Anonymous ID: 9694fd Aug. 8, 2018, 9:34 p.m. No.2520286   🗄️.is 🔗kun   >>1594 >>6295 >>7153 >>5926 >>9379 >>4142 >>7621 >>6732

UFO sightings. Ok, so I am looking for some ideas on this one. I have always been a sky watcher. Even when I was a boy I would love to look for constellations and planets usually with the naked eye. I never saw anything even remotely unexplainable. I found it easy-peasy to locate satellites in polar orbits with the naked eye and have watched them for 30 years. I know what they look like. I have watched airplanes fly by both low and high and know all about the landing lights and wing tip flashers in different colors, etc. Definitely can identify them as well. I have seen TONS of shooting stars and can recognize them easily, both bright and dim.

 

Well, my anons this last year I have been seeing something else.

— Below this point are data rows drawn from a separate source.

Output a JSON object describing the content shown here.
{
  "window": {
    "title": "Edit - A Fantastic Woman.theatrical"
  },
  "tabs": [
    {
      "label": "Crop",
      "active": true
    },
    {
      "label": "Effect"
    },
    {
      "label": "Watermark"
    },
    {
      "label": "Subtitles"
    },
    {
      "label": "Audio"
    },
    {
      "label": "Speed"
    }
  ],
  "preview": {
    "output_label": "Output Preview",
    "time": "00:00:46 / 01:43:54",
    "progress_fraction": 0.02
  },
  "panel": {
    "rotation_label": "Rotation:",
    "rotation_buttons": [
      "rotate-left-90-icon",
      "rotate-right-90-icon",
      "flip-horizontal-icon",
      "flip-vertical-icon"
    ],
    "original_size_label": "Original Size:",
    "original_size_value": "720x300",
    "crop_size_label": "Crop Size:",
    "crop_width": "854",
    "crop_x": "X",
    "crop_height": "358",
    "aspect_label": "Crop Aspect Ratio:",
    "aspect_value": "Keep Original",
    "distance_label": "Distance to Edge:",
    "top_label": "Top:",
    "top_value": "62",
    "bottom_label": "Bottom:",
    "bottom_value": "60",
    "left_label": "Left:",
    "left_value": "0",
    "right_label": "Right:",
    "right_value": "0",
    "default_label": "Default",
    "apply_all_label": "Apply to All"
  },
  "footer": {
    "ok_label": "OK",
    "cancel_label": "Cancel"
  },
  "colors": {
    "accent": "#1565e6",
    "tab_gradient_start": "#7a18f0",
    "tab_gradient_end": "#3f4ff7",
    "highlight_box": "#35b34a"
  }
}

I saw it for the first time this last winter on a very clear night. It was a single, extremely bright white flash. Think of a flash bulb seen from a guy standing on a stage with really bright lights. There is no tail of any kind. no pattern of any kind. Sometimes there is only ONE and sometimes there is quite a few in a given area seemingly randomly. occasionally they are covering a distance across the sky and almost NEVER move in a straight line. The first one I saw I thought for sure was a tumbling satellite. I was catching a reflection off of the solar panels flashing away but it did not follow a straight line, not even close relative to the background stars. Anyway, I go look for them every night and see at least one flash every night. Anyone have an explanation for this? Most common area for me to see them is near the little dipper. If you get a really clear night and are away from light polution, go look at the stars for half an hour or so. If its dark enough to see polar orbit satellites with the naked eye then it is dark enough to see the flashes.